Secretary of State Mike Pompeo announces US suspension of the Intermediate Nuclear Forces Treaty, January 31, 2019

The Trump Administration suspends a nuclear arms treaty with Russia, claiming Moscow’s violations of the accord over the past five years.

Secretary of State Mike Pompeo announced on Friday that the US is quitting the 1987 Intermediate-Range Nuclear Forces Treaty, signed at the end of the Cold War between the Reagan Administration and Soviet leader Mikhail Gorbachev.

The treaty limits ground-launched nuclear and conventional missiles with ranges between 500 and 5,500 km.

The Administration has authorized assembly of the first long-range American nuclear weapons since 1991. It did not make clear whether it seeks to replace the INF or to renew the New Start treaty, which brought American and Russian nuclear arsenals to their lowest levels in nearly 60 years. That agreement expires in 2021.

Pompeo said, “Countries must be held accountable when they break the rules. We can no longer be restricted by the treaty while Russia shamelessly violates it.”

He said the US will complete withdrawal from the accord in six months unless Russia destroys its expanding arsenal of intermediate-range missiles and launchers.

Trump has shown little cognizance of the details of the treaties, beyond his admiration for shiny nuclear weapons. Secretary of State Rex Tillerson called Trump a “fucking moron” in 2017 after Trump’s comments to officials.

Trump said later on Friday, “I hope we’re able to get everybody in a big, beautiful room and do a new treaty that would be much better.”

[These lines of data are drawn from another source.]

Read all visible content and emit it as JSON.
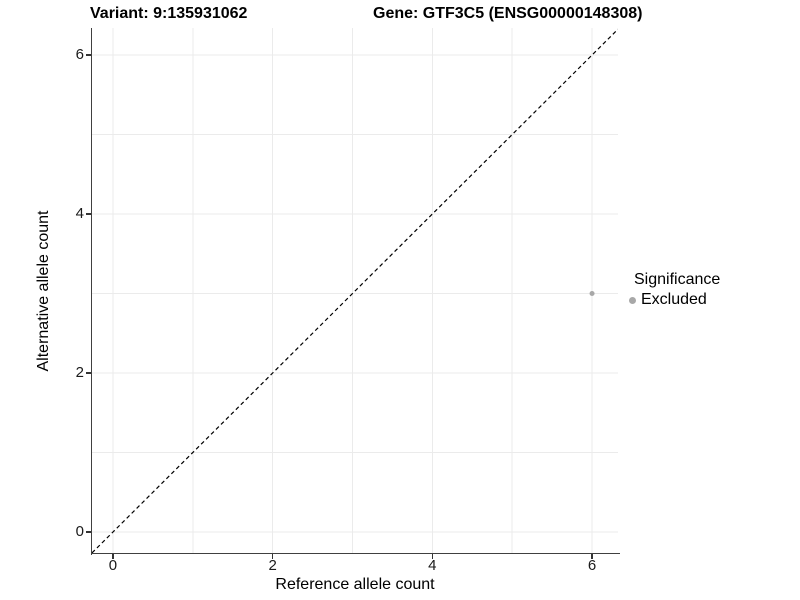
{
  "chart_data": {
    "type": "scatter",
    "titles": {
      "left": "Variant: 9:135931062",
      "right": "Gene: GTF3C5 (ENSG00000148308)"
    },
    "xlabel": "Reference allele count",
    "ylabel": "Alternative allele count",
    "xlim": [
      -0.2625,
      6.325
    ],
    "ylim": [
      -0.264,
      6.34
    ],
    "xticks": [
      {
        "value": 0,
        "label": "0"
      },
      {
        "value": 2,
        "label": "2"
      },
      {
        "value": 4,
        "label": "4"
      },
      {
        "value": 6,
        "label": "6"
      }
    ],
    "yticks": [
      {
        "value": 0,
        "label": "0"
      },
      {
        "value": 2,
        "label": "2"
      },
      {
        "value": 4,
        "label": "4"
      },
      {
        "value": 6,
        "label": "6"
      }
    ],
    "grid": {
      "interval": 1,
      "color": "#ebebeb",
      "on": true
    },
    "reference_line": {
      "type": "identity",
      "slope": 1,
      "intercept": 0,
      "style": "dashed",
      "color": "#000000"
    },
    "points": [
      {
        "x": 6,
        "y": 3,
        "series": "Excluded",
        "color": "#a8a8a8",
        "radius": 2.5
      }
    ],
    "legend": {
      "position": "right",
      "title": "Significance",
      "items": [
        {
          "label": "Excluded",
          "color": "#a8a8a8"
        }
      ]
    },
    "colors": {
      "axis_line": "#404040",
      "tick_mark": "#333333",
      "text": "#000000",
      "background": "#ffffff"
    }
  }
}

The Administration is planning upgrades of US nuclear weapons over the next 10 years costing $494 billion. The expense rises to $1.2 trillion over the next 30 years.

Early last year the Administration signalled in a nuclear strategy review that it would develop a new warhead for submarine-borne Trident missiles. The National Nuclear Security Administration said Wednesday that the initial order is “on track” for delivery to the Navy by the end of this fiscal year. The number of warheads is secret.

Russia Challenges, NATO Supports

On Saturday, Russian President Vladimir Putin said, in a meeting with Defense Minister Sergey Shoigu and Foreign Minister Sergey Lavrov, “We will come up with a tit-for-tat response. American partners have announced suspension of their participation in the treaty, and we will suspend.”

He proclaimed Russian pursuit of a land-based hypersonic missile with intermediate range: “[The US] has announced research and development works, and we will do the same.”

The Kremlin accused the US of failing to negotiate in good faith. Spokesman Dmitry Peskov said, “On the whole, the reluctance of the Americans to listen to reason and to hold any kind of substantive talks with us shows that Washington decided to crush the treaty a long time ago.”

Putin jabbed, “Let’s wait until our partners mature sufficiently to hold a level, meaningful conversation on this topic, which is extremely important for us, them, and the entire world.”

Former Soviet leader Gorbachev asked, “Do they [the Americans] not know what they are doing?”

But NATO Secretary-General Jens Stoltenberg backed Washington:

In public and private comments, Administration officials have indicated that they are pursuing a new approach to revive the treaty for all countries that have intermediate-range nuclear weapons.

That would require China, India, Pakistan, Iran and North Korea to accede, as well as Russia.